The embodiments of the present disclosure also provide another computer program product, which is used for storing computer-readable instructions, and when the instructions are executed, the computer executes the operation of the depth detection method provided by any of the above-mentioned embodiments.

Electronic devices may be provided as terminals, servers, or other forms of devices.

FIG. 6 shows a block diagram of an electronic device according to an embodiment of the present disclosure. As shown in FIG. 6 , the electronic device 800 may be a terminal such as a mobile phone, a computer, a digital broadcast terminal, a messaging device, a game console, a tablet device, a medical device, a fitness device, or a personal digital assistant.

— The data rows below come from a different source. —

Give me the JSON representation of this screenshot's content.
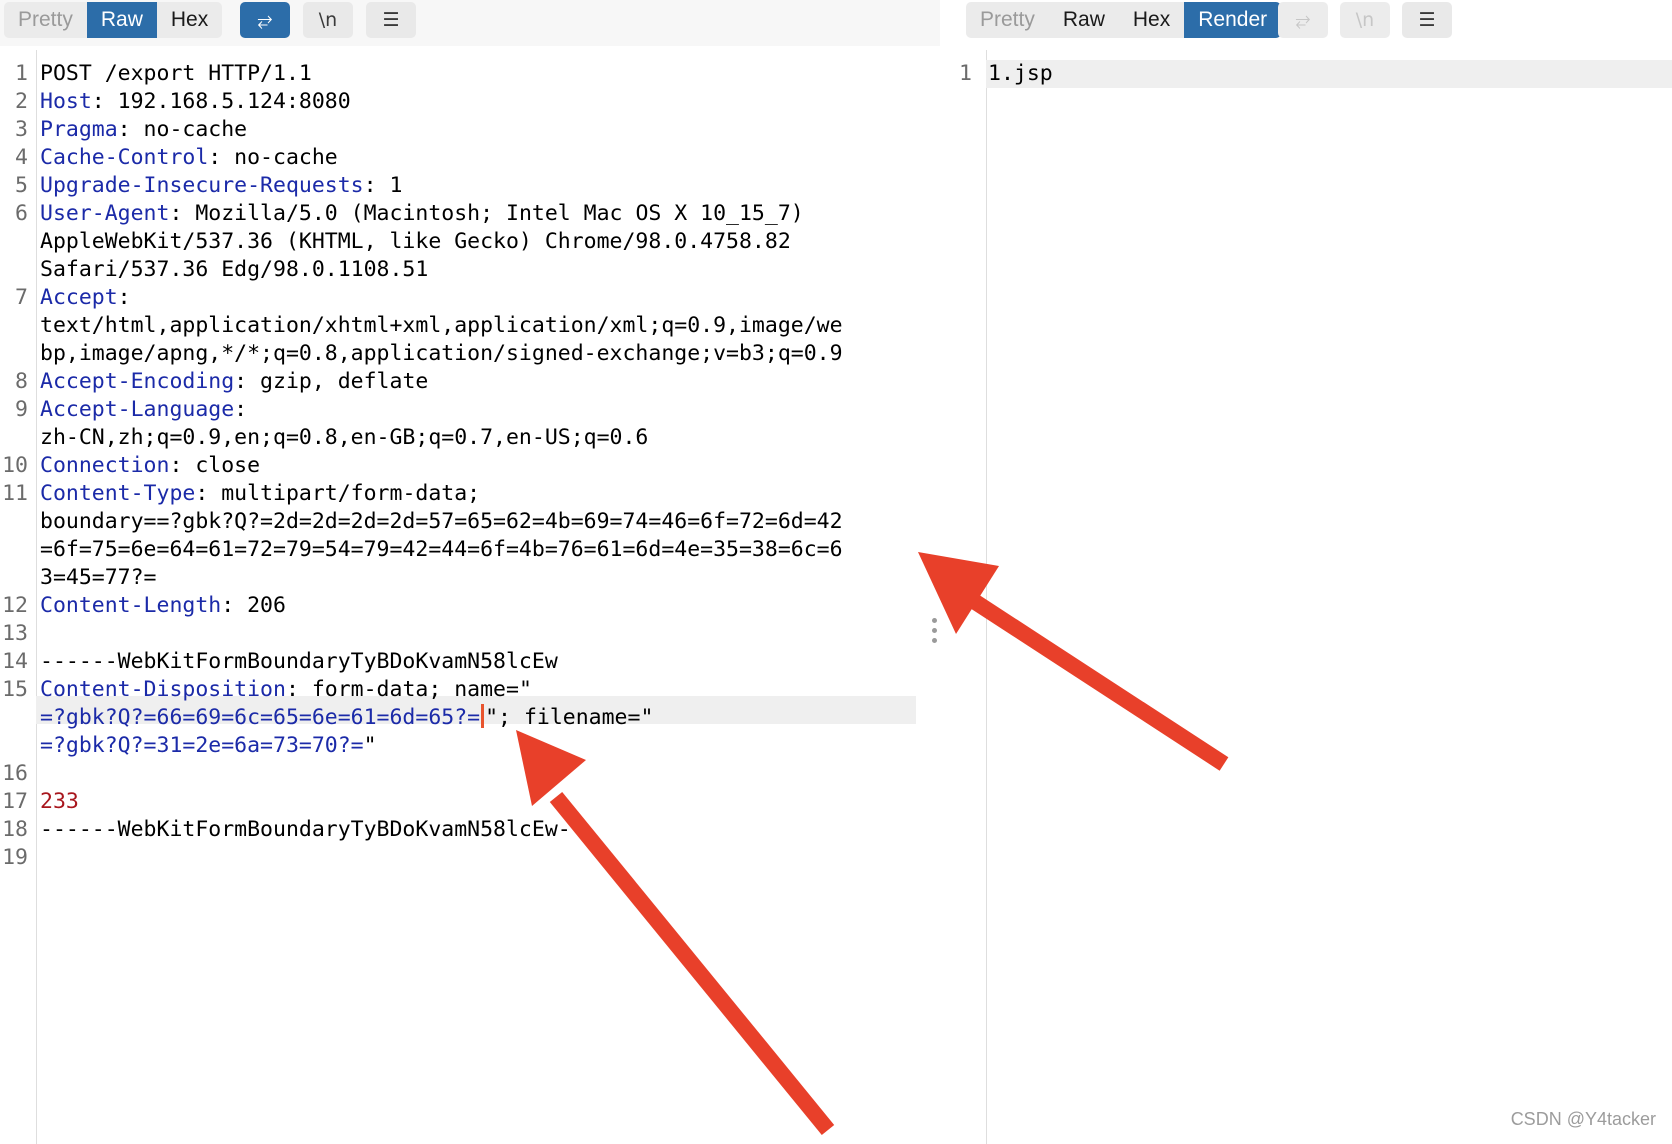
{
  "left": {
    "tabs": [
      "Pretty",
      "Raw",
      "Hex"
    ],
    "active_tab": "Raw",
    "buttons": [
      {
        "icon": "wrap-lines-icon",
        "glyph": "⥂"
      },
      {
        "icon": "newline-icon",
        "glyph": "\\n"
      },
      {
        "icon": "menu-icon",
        "glyph": "☰"
      }
    ],
    "lines": [
      {
        "n": "1",
        "text": "POST /export HTTP/1.1"
      },
      {
        "n": "2",
        "key": "Host",
        "value": ": 192.168.5.124:8080"
      },
      {
        "n": "3",
        "key": "Pragma",
        "value": ": no-cache"
      },
      {
        "n": "4",
        "key": "Cache-Control",
        "value": ": no-cache"
      },
      {
        "n": "5",
        "key": "Upgrade-Insecure-Requests",
        "value": ": 1"
      },
      {
        "n": "6",
        "key": "User-Agent",
        "value": ": Mozilla/5.0 (Macintosh; Intel Mac OS X 10_15_7)"
      },
      {
        "n": "",
        "text": "AppleWebKit/537.36 (KHTML, like Gecko) Chrome/98.0.4758.82"
      },
      {
        "n": "",
        "text": "Safari/537.36 Edg/98.0.1108.51"
      },
      {
        "n": "7",
        "key": "Accept",
        "value": ":"
      },
      {
        "n": "",
        "text": "text/html,application/xhtml+xml,application/xml;q=0.9,image/we"
      },
      {
        "n": "",
        "text": "bp,image/apng,*/*;q=0.8,application/signed-exchange;v=b3;q=0.9"
      },
      {
        "n": "8",
        "key": "Accept-Encoding",
        "value": ": gzip, deflate"
      },
      {
        "n": "9",
        "key": "Accept-Language",
        "value": ":"
      },
      {
        "n": "",
        "text": "zh-CN,zh;q=0.9,en;q=0.8,en-GB;q=0.7,en-US;q=0.6"
      },
      {
        "n": "10",
        "key": "Connection",
        "value": ": close"
      },
      {
        "n": "11",
        "key": "Content-Type",
        "value": ": multipart/form-data;"
      },
      {
        "n": "",
        "text": "boundary==?gbk?Q?=2d=2d=2d=2d=57=65=62=4b=69=74=46=6f=72=6d=42"
      },
      {
        "n": "",
        "text": "=6f=75=6e=64=61=72=79=54=79=42=44=6f=4b=76=61=6d=4e=35=38=6c=6"
      },
      {
        "n": "",
        "text": "3=45=77?="
      },
      {
        "n": "12",
        "key": "Content-Length",
        "value": ": 206"
      },
      {
        "n": "13",
        "text": ""
      },
      {
        "n": "14",
        "text": "------WebKitFormBoundaryTyBDoKvamN58lcEw"
      },
      {
        "n": "15",
        "key": "Content-Disposition",
        "value": ": form-data; name=\""
      },
      {
        "n": "",
        "enc": "=?gbk?Q?=66=69=6c=65=6e=61=6d=65?=",
        "caret": true,
        "tail": "\"; filename=\""
      },
      {
        "n": "",
        "enc": "=?gbk?Q?=31=2e=6a=73=70?=",
        "tail": "\""
      },
      {
        "n": "16",
        "text": ""
      },
      {
        "n": "17",
        "num": "233"
      },
      {
        "n": "18",
        "text": "------WebKitFormBoundaryTyBDoKvamN58lcEw--"
      },
      {
        "n": "19",
        "text": ""
      }
    ]
  },
  "right": {
    "tabs": [
      "Pretty",
      "Raw",
      "Hex",
      "Render"
    ],
    "active_tab": "Render",
    "buttons": [
      {
        "icon": "wrap-lines-icon",
        "glyph": "⥂"
      },
      {
        "icon": "newline-icon",
        "glyph": "\\n"
      },
      {
        "icon": "menu-icon",
        "glyph": "☰"
      }
    ],
    "lines": [
      {
        "n": "1",
        "text": "1.jsp"
      }
    ]
  },
  "annotations": {
    "arrow_color": "#e8402a",
    "arrows": [
      "arrow-to-boundary",
      "arrow-to-filename"
    ]
  },
  "watermark": "CSDN @Y4tacker"
}
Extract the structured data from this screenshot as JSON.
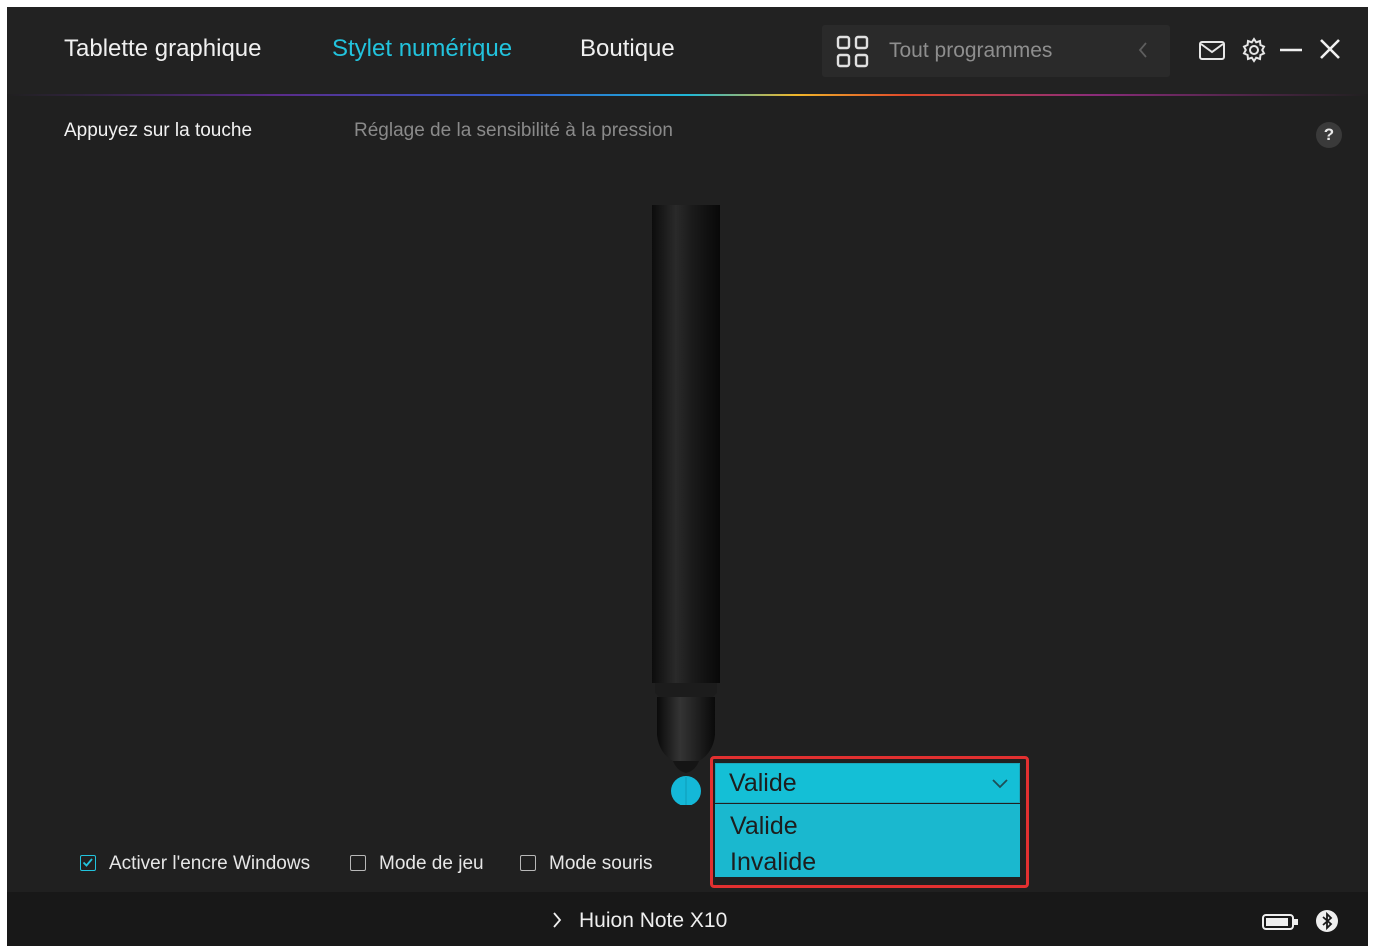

6, electronic device 800 may include one or more of the following components: processing component 802, memory 804, power supply component 806, multimedia component 808, audio component 810, input/output (I/O) interface 812, sensor component 814 , and the communication component 816.

The processing component 802 generally controls the overall operations of the electronic device 800, such as those associated with display, telephone calls, data communications, camera operations, and recording operations. The processing component 802 may include one or more processors 820 to execute instructions to complete all or part of the steps of the above method. Additionally, processing component 802 may include one or more modules that facilitate interaction between processing component 802 and other components. For example, processing component 802 may include a multimedia module to facilitate interaction between multimedia component 808 and processing component 802 .

The memory 804 is configured to store various types of data to support operations at the electronic device 800 . Examples of such data include instructions for any application or method operating on the electronic device 800, contact data, phonebook data, messages, pictures, videos, and the like. The memory 804 can be implemented by any type of volatile or non-volatile storage device or their combination, such as static random access memory (SRAM), electrically erasable programmable read-only memory (EEPROM), erasable Programmable Read Only Memory (EPROM), Programmable Read Only Memory (PROM), Read Only Memory (ROM), Magnetic Memory, Flash Memory, Magnetic or Optical Disk.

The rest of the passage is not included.